Já vi o episódio citado por ateus que respeito como exemplo de que Jesus «também foi violento!», e esta semana, com a invasão da igreja em Curitiba, citado por católicos que também respeito como exemplo de que a agressão estaria justificada pelos Evangelhos.

Dois grupos, o mesmo episódio, quase diluindo suas diferenças.

«Jesus foi violento sim!»

«Era para ser violento mesmo!»

(É fácil imaginar uma daquelas discussões que estão quase virando briga, mas as pessoas estão concordando.)

O episódio dos vendilhões do templo é lido nas missas no terceiro domingo da Quaresma, na versão que aparece no segundo capítulo do Evangelho de João — aquela que tem o «chicote» e que nos dá a imagem de um Jesus revoltadaço cheio daquela santarronice (self-righteousness, para os falantes de porto-inglês) de filme americano, passando sermão em geral:

13 Estava próxima a Páscoa dos judeus, e Jesus subiu a Jerusalém.14 Encontrou no templo os negociantes de bois, ovelhas e pombas, e mesas dos trocadores de moedas.15 Fez ele um chicote de cordas, expulsou todos do templo, como também as ovelhas e os bois, espalhou pelo chão o dinheiro dos trocadores e derrubou as mesas.16 Disse aos que vendiam as pombas: Tirai isto daqui e não façais da casa de meu Pai uma casa de negociantes.

(Estou usando a versão da Ave-Maria.)

James Alison to the rescue

Daí pensei: o James Alison já deve ter falado desse trecho. James é o mestre quando se trata de destrinchar esses trechos cabulosos que deixam a gente com pé atrás.

Por isso, o que segue é apenas um resumo da explicação de James Alison; de minha parte, posso dizer que fui conferir as citações bíblicas.

Vamos lá.

— Os «judeus» da «Páscoa dos judeus» não correspondem aos «judeus» de hoje, mas àquela parte do povo hebreu que estava empenhada na religião, mantendo o Templo de Jerusalém.

— Bois, ovelhas, e pombas são animais sacrificiais. Os bois correspondem aos sacrifícios mais antigos; as ovelhas, ao sacrifício de Moisés. As pombas ficavam para os pobres, que não tinham dinheiro para comprar os outros animais.

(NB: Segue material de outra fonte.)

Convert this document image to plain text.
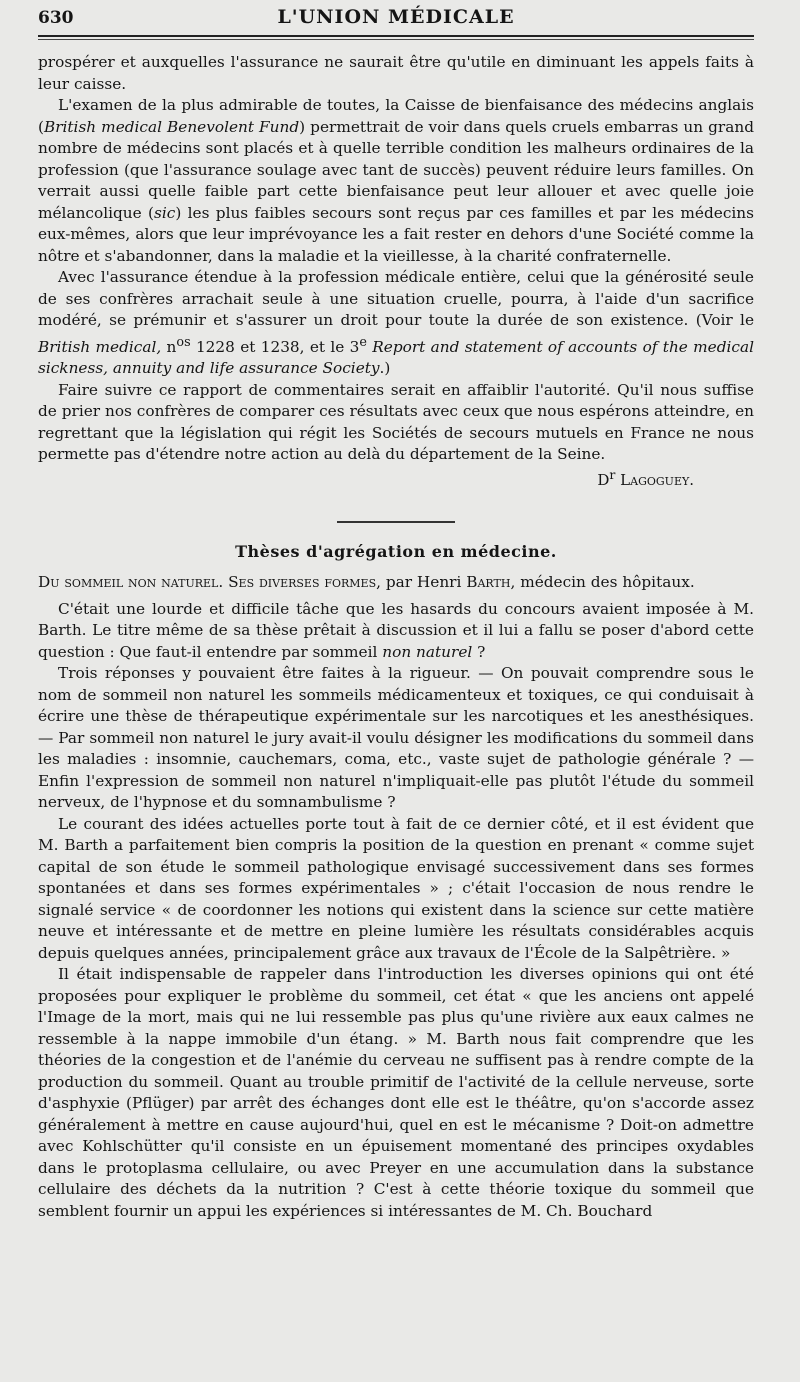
630	L'UNION MÉDICALE

prospérer et auxquelles l'assurance ne saurait être qu'utile en diminuant les appels faits à leur caisse.

L'examen de la plus admirable de toutes, la Caisse de bienfaisance des médecins anglais (British medical Benevolent Fund) permettrait de voir dans quels cruels embarras un grand nombre de médecins sont placés et à quelle terrible condition les malheurs ordinaires de la profession (que l'assurance soulage avec tant de succès) peuvent réduire leurs familles. On verrait aussi quelle faible part cette bienfaisance peut leur allouer et avec quelle joie mélancolique (sic) les plus faibles secours sont reçus par ces familles et par les médecins eux-mêmes, alors que leur imprévoyance les a fait rester en dehors d'une Société comme la nôtre et s'abandonner, dans la maladie et la vieillesse, à la charité confraternelle.

Avec l'assurance étendue à la profession médicale entière, celui que la générosité seule de ses confrères arrachait seule à une situation cruelle, pourra, à l'aide d'un sacrifice modéré, se prémunir et s'assurer un droit pour toute la durée de son existence. (Voir le British medical, $n^{os}$ 1228 et 1238, et le 3e Report and statement of accounts of the medical sickness, annuity and life assurance Society.)

Faire suivre ce rapport de commentaires serait en affaiblir l'autorité. Qu'il nous suffise de prier nos confrères de comparer ces résultats avec ceux que nous espérons atteindre, en regrettant que la législation qui régit les Sociétés de secours mutuels en France ne nous permette pas d'étendre notre action au delà du département de la Seine.

$D^r$ Lagoguey.
Thèses d'agrégation en médecine.

Du sommeil non naturel. Ses diverses formes, par Henri Barth, médecin des hôpitaux.

C'était une lourde et difficile tâche que les hasards du concours avaient imposée à M. Barth. Le titre même de sa thèse prêtait à discussion et il lui a fallu se poser d'abord cette question : Que faut-il entendre par sommeil non naturel ?

Trois réponses y pouvaient être faites à la rigueur. — On pouvait comprendre sous le nom de sommeil non naturel les sommeils médicamenteux et toxiques, ce qui conduisait à écrire une thèse de thérapeutique expérimentale sur les narcotiques et les anesthésiques. — Par sommeil non naturel le jury avait-il voulu désigner les modifications du sommeil dans les maladies : insomnie, cauchemars, coma, etc., vaste sujet de pathologie générale ? — Enfin l'expression de sommeil non naturel n'impliquait-elle pas plutôt l'étude du sommeil nerveux, de l'hypnose et du somnambulisme ?

Le courant des idées actuelles porte tout à fait de ce dernier côté, et il est évident que M. Barth a parfaitement bien compris la position de la question en prenant « comme sujet capital de son étude le sommeil pathologique envisagé successivement dans ses formes spontanées et dans ses formes expérimentales » ; c'était l'occasion de nous rendre le signalé service « de coordonner les notions qui existent dans la science sur cette matière neuve et intéressante et de mettre en pleine lumière les résultats considérables acquis depuis quelques années, principalement grâce aux travaux de l'École de la Salpêtrière. »

Il était indispensable de rappeler dans l'introduction les diverses opinions qui ont été proposées pour expliquer le problème du sommeil, cet état « que les anciens ont appelé l'Image de la mort, mais qui ne lui ressemble pas plus qu'une rivière aux eaux calmes ne ressemble à la nappe immobile d'un étang. » M. Barth nous fait comprendre que les théories de la congestion et de l'anémie du cerveau ne suffisent pas à rendre compte de la production du sommeil. Quant au trouble primitif de l'activité de la cellule nerveuse, sorte d'asphyxie (Pflüger) par arrêt des échanges dont elle est le théâtre, qu'on s'accorde assez généralement à mettre en cause aujourd'hui, quel en est le mécanisme ? Doit-on admettre avec Kohlschütter qu'il consiste en un épuisement momentané des principes oxydables dans le protoplasma cellulaire, ou avec Preyer en une accumulation dans la substance cellulaire des déchets da la nutrition ? C'est à cette théorie toxique du sommeil que semblent fournir un appui les expériences si intéressantes de M. Ch. Bouchard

— Os trocadores de moedas estavam lá porque no Templo você só podia usar dinheiro do Templo, e não o dinheiro pagão, com efígies pagãs. Assim, esses trocadores de moedas estavam fazendo operações de câmbio.

Agora vamos para a parte mais quente.

Chicotadas?

Fez ele um chicote de cordas, expulsou todos do templo, como também as ovelhas e os bois, espalhou pelo chão o dinheiro dos trocadores e derrubou as mesas.

Na versão anterior deste texto, eu dizia que «O chicote de cordas era o instrumento com o qual o sacerdote espalhava o sangue de um animal para fazer a purificação do templo».

Puro delírio meu, que criei esta imagem ao tentar imaginar os rituais de purificação do Primeiro Templo (o Templo da época de Jesus era o Segundo Templo, visto como uma espécie de cópia barata do Primeiro).

Para piorar, eu ainda associava as chicotadas ao movimento realizado pelo padre para aspergir água nas missas cariocas do século XX.

Hora, portanto, de um esclarecimento.

O que há de chicote é o seguinte: sim, o sacerdote purificava o templo pingando nele o sangue de um animal; porém, na Mishná Yomá, 5.3, lemos:

...e ele nem tencionaria aspergir o sangue para cima, nem aspergi-lo para baixo, mas sim como alguém que chicoteia, com o sangue aspergido numa coluna única, uma gota após a outra.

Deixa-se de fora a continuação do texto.